李渊带着沈知霜往外走时,面无表情地吩咐了几句。
他的冷酷肉眼可见。
其实沈知霜早已发现,他对于不爱的女子,一向都是非常冷漠,甚至漠视她们的生死。
那他们两个人呢?
沈知霜不确定李渊对她的心还能维持多久。
若是有朝一日,她因从前种种惹了他的厌弃,或许面对的也会是这个男人最冰冷的目光吧。
沈知霜的嘴角微微上扬:“多谢夫君为我着想,你已经亲自跟她说清楚,她的傲气不会再允许她来纠缠你了。”

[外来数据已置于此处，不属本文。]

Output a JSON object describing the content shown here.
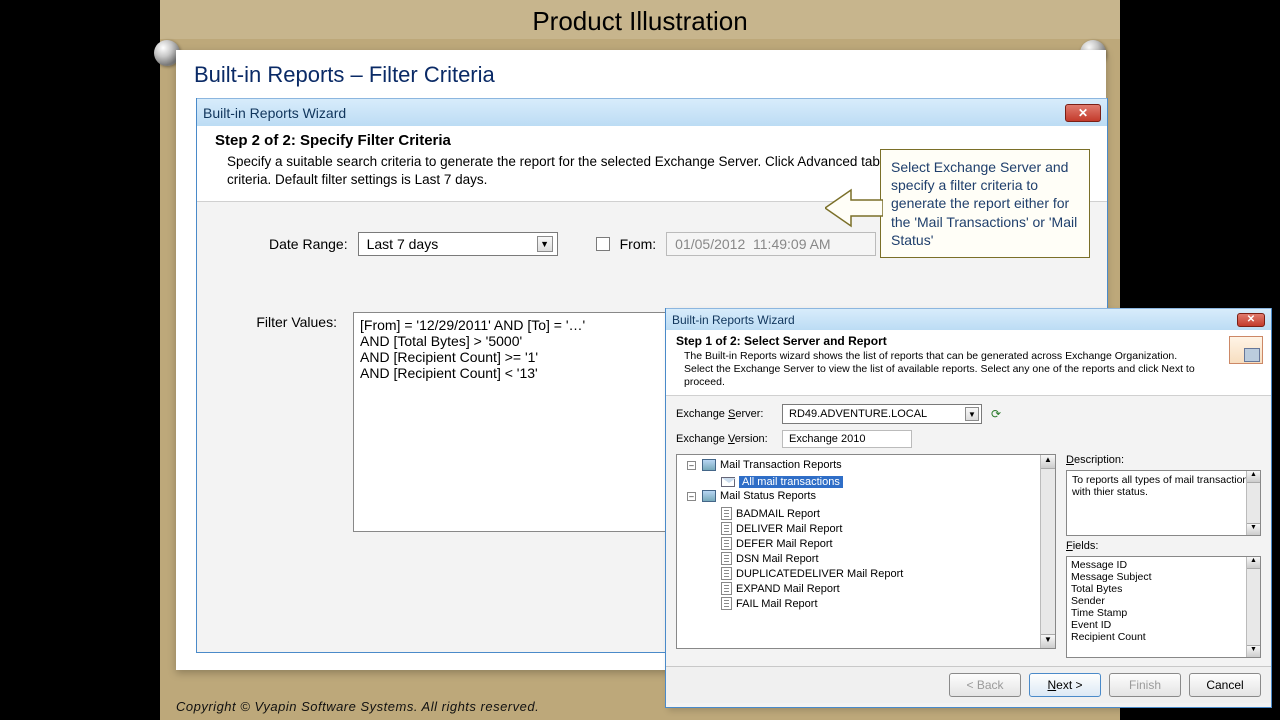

李渊表示无所谓:“这段日子别断了她的吃喝,把她的病治着,到时候谢家人来接她,哪怕她没有给咱们许下什么承诺,我也可以逼着谢家给我好处。”
沈知霜点头。
这桩事暂时处理结束。
谢云绮还没傻到明知前路是绝路,还要往前走的程度。
李渊对沈知霜伸出手:“我们回去吧。”
沈知霜看了他一眼,将手放在他的手心里。
两个人一回去,李谨就像是一个小炮弹一样,嗖地一下窜到了李渊的怀里。
“爹!”
李谨看上去高兴坏了。
看着多日不见又长了一截的儿子,李渊缓慢地看向沈知霜。
沈知霜对他露出一个笑容:“夫君,多跟你儿子相处一番吧。”
李渊低头看着这个小崽子,想了想,把他托到自己的背上,对他道:“爹带你去玩。”
听到他爹的话,李谨的目光一下子变得警惕:“玩什么?我不要跟你玩!”
李渊听着儿子的话,有点微微的不高兴:“我要离开半年,下午就启程,总得给你留下点东西。”
“爹,不要打我!娘,救我!”
李谨当即害怕得想逃跑!
第209章 风筝
李渊的脸彻底黑了。
他承认自己上辈子错过了长子长大的过程,可是这辈子他得空就回家陪妻子和孩子,虽说军营事务繁忙,待不了几日他就又要离开,可李谨也算是在他的眼皮子底下长大的。
李渊真心有些困惑。
无论是他还是沈知霜,皆是聪慧过人且遇事冷静之人,可儿子却是太过调皮活泼,闹腾起来真是让人头皮发麻。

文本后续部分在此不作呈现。